A Food Lover’s Guide to Paris: What to Eat Beyond Croissants

Paris has a way of making you forget everything you thought you knew about eating well. The city does not just serve food. It stages it, obsesses over it, and hands it to you in a paper bag on a cobblestone street at eight in the morning with absolutely zero fanfare. The croissant is just the beginning, and if that is all you eat, you have barely scratched the surface.
Steak Frites

This is the dish that defines the Paris bistro. A perfectly seared steak arrives with a generous pile of thin, golden fries, seasoned with nothing more than salt and pepper, because the French understand that good ingredients need very little help.
The real secret is the sauce on the side, usually a béarnaise rich with butter and herbs, and a glass of red wine to go with it.
French Onion Soup

Few things in life are as deeply satisfying as a bowl of French onion soup on a cool Paris evening. Caramelized onions simmer low and slow in rich beef broth until they turn sweet and silky, then the whole thing gets blanketed in bubbling melted Gruyère over a slice of toasted baguette.
Locals point to Au Pied de Cochon in the 1st arrondissement as one of the most iconic spots to order it.
Duck Confit

Duck confit is a slow-cooked duck leg that has been cured in salt and gently cooked in its own fat until the skin turns lacquer-crisp and the meat pulls apart with barely any effort. It is the kind of dish that makes you understand why French cooking has ruled the world for centuries.
It usually arrives with roasted potatoes or lentils, and it is the definition of bistro comfort food done with complete authority.
Escargots

Snails baked in garlic, parsley, and butter sounds like a dare, but it tastes like a revelation. The texture is tender, the sauce is heady and fragrant, and the bread you dip into the leftover butter at the bottom of the dish might be the best thing you eat all trip.
Order them at least once. The address Escargot Montorgueil in the 1st arrondissement has been doing this right for a very long time.
Crêpes

Paris street crêpes are one of the great simple pleasures of the city.
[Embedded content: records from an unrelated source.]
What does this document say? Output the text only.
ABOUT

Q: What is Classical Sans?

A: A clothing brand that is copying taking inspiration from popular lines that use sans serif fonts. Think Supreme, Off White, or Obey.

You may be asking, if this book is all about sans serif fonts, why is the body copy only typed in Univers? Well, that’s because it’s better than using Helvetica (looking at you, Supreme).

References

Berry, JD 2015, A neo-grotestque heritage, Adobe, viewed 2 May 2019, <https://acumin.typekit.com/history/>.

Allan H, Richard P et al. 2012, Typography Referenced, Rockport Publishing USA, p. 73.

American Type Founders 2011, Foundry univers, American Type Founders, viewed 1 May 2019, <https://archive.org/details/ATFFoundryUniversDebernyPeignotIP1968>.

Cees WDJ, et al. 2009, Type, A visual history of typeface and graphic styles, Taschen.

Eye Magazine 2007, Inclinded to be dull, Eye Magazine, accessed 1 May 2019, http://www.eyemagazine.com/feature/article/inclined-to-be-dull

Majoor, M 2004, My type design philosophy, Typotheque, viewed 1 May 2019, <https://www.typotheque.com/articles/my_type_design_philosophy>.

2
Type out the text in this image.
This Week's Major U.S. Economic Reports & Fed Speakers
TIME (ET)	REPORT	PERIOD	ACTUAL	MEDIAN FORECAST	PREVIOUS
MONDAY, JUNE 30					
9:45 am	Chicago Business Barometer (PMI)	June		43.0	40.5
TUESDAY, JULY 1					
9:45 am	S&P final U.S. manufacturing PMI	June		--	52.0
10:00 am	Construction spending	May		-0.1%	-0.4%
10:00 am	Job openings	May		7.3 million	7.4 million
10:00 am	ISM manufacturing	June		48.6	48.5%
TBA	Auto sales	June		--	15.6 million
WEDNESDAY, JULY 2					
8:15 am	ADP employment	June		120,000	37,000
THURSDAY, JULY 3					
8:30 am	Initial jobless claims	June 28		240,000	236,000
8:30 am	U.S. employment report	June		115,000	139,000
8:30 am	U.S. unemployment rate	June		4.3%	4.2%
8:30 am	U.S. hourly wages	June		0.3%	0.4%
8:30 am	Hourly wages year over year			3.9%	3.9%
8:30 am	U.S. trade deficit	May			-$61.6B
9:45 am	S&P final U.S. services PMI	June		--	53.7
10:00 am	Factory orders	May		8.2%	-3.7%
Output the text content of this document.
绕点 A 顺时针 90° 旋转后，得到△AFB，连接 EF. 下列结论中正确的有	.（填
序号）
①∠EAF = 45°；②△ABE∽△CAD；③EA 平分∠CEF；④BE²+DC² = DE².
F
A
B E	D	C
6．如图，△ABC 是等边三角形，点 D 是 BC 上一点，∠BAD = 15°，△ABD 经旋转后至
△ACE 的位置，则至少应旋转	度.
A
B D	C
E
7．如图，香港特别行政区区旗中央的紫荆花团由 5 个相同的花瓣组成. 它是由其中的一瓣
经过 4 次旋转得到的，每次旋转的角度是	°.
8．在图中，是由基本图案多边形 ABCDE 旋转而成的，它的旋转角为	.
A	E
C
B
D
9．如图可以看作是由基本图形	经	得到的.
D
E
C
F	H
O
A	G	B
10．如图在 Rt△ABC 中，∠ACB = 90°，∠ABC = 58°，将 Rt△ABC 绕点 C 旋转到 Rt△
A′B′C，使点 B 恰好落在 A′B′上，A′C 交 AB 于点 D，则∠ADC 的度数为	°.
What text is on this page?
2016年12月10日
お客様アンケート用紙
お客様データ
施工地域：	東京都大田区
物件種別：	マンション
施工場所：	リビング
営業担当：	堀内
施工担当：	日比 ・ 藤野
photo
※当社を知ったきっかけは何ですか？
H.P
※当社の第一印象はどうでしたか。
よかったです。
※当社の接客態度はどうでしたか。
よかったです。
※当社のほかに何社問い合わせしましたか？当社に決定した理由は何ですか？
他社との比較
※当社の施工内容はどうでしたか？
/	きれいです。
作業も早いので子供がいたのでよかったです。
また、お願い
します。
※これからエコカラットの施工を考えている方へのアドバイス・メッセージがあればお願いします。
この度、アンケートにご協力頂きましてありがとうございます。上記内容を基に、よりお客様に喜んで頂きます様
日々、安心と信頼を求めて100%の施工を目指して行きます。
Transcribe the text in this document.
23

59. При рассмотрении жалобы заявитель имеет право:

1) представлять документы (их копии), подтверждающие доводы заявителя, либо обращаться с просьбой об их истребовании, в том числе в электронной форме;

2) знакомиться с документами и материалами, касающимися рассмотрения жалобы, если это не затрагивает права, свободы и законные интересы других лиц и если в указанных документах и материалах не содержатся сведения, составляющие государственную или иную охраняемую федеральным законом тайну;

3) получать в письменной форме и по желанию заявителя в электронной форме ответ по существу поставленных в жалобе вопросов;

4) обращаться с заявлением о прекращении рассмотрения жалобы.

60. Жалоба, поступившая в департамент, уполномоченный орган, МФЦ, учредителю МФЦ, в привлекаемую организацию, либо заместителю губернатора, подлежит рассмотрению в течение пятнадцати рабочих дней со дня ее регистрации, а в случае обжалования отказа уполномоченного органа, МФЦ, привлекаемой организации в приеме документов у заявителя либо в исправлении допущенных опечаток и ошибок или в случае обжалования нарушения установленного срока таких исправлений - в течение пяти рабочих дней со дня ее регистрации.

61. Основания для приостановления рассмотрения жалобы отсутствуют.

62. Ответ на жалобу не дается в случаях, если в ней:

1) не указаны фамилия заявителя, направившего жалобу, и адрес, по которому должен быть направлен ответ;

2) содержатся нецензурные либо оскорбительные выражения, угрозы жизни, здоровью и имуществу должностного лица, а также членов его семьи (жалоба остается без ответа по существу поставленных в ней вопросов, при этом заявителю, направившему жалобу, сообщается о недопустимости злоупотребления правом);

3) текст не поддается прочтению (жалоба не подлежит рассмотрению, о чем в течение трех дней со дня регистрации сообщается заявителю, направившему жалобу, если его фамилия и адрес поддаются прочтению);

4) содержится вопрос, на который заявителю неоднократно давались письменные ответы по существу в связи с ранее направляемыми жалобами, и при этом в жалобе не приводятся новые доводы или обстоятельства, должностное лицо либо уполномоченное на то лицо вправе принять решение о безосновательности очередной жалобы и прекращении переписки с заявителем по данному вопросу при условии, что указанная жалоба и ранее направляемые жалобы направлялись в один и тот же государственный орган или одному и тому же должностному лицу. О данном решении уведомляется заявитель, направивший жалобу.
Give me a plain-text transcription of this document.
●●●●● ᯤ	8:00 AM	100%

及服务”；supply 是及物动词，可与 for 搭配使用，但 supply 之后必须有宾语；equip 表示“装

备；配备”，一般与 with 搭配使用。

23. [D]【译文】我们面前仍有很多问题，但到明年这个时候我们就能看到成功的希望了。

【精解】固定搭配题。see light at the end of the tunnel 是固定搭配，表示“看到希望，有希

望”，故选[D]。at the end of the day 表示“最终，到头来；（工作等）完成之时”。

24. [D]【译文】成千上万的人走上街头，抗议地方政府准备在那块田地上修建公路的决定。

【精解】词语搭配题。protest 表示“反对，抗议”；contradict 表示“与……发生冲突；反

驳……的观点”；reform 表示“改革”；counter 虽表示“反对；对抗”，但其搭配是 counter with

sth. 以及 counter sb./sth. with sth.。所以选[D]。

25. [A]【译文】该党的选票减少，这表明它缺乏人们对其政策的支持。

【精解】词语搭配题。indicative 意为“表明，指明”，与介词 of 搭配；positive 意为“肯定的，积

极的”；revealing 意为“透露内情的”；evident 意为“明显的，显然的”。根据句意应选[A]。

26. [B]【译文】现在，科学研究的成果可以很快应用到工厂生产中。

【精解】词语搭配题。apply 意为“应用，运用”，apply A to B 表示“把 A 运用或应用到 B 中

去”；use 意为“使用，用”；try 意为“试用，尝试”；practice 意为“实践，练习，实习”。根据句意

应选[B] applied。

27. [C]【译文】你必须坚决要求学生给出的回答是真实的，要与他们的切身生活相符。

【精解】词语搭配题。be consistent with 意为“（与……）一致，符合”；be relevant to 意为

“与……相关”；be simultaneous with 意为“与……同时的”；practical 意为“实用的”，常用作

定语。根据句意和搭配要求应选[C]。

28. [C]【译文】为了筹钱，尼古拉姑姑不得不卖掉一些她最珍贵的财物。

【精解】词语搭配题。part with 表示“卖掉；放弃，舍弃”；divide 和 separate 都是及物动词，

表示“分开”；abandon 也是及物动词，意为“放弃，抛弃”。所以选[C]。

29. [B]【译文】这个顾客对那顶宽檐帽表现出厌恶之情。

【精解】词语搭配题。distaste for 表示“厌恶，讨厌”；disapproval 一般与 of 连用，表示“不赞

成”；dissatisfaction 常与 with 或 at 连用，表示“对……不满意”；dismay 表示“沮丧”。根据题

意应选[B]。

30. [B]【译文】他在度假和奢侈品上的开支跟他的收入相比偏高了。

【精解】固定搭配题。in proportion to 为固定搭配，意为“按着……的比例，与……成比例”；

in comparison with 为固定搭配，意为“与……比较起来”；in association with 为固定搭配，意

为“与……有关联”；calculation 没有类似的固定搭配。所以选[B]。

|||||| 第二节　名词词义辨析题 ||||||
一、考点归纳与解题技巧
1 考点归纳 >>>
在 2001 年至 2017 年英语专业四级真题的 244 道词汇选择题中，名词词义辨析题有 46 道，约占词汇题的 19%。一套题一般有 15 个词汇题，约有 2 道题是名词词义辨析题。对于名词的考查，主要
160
You will find them at stands tucked into nearly every neighborhood, made fresh on a hot iron griddle and folded around whatever filling you choose.
Go sweet with lemon and sugar or Nutella, or try a savory buckwheat galette filled with ham, melted cheese, and a runny egg for something closer to a full meal.
Macarons

Parisian macarons are delicate almond meringue shells sandwiched around a ganache or jam in flavors that range from pistachio and rose to salted caramel and dark chocolate. They are not the rubbery imposters sold at airports. The real ones shatter slightly at the edge and melt clean on the tongue.
Ladurée and Pierre Hermé are the names most debated among pastry devotees, and both are worth the queue.
Mille-Feuille

Three layers of paper-thin puff pastry are stacked with clouds of vanilla pastry cream and finished with a glossy fondant glaze. It sounds straightforward until you actually eat one and realize how much precision goes into making each layer shatter without the whole thing collapsing.
It is found in nearly every serious pâtisserie in the city, and picking a good one is one of the better decisions you will make in Paris.
Cheese from a Fromagerie

France has over 1,000 types of cheese, and the best way to encounter them is to walk into a proper fromagerie and ask for a recommendation. Brie, Camembert, Comté, and Roquefort are classics, but the cheeses that tend to stop people in their tracks are the ones they have never heard of before.
Eat it with a piece of baguette, nothing else, the way Parisians actually do.
Steak Tartare

Raw, finely minced beef seasoned with capers, gherkins, mustard, onion, and a raw egg yolk sounds alarming to anyone raised on well-done burgers, but it is one of the most quietly thrilling things on any Paris bistro menu. It is often mixed at the table, which makes the whole thing feel like a small ceremony.
Pair it with fries and a glass of Burgundy and you are doing it exactly right.
Crème Brûlée

The silky vanilla custard beneath a perfectly caramelized sugar crust is one of those desserts that Paris does better than anywhere else, mostly because nobody here is cutting corners on the cream or the vanilla. The tap of the spoon through the glass-thin top is one of the most satisfying sounds in all of food.
Order it cold from the fridge with a hot crust and you will understand why it has never gone out of fashion.
Boeuf Bourguignon

Beef braised low and slow in red wine with mushrooms, onions, carrots, and herbs until the sauce turns dark and velvety is the kind of dish that demands nothing from you except a piece of bread and your full attention. It is Burgundian by origin but deeply Parisian by adoption, appearing on bistro menus across the city the moment temperatures drop.
Eating well in Paris does not require a reservation at a Michelin-starred restaurant or a detailed itinerary. It just requires slowing down, following your nose down a side street, and saying yes to whatever the blackboard says today.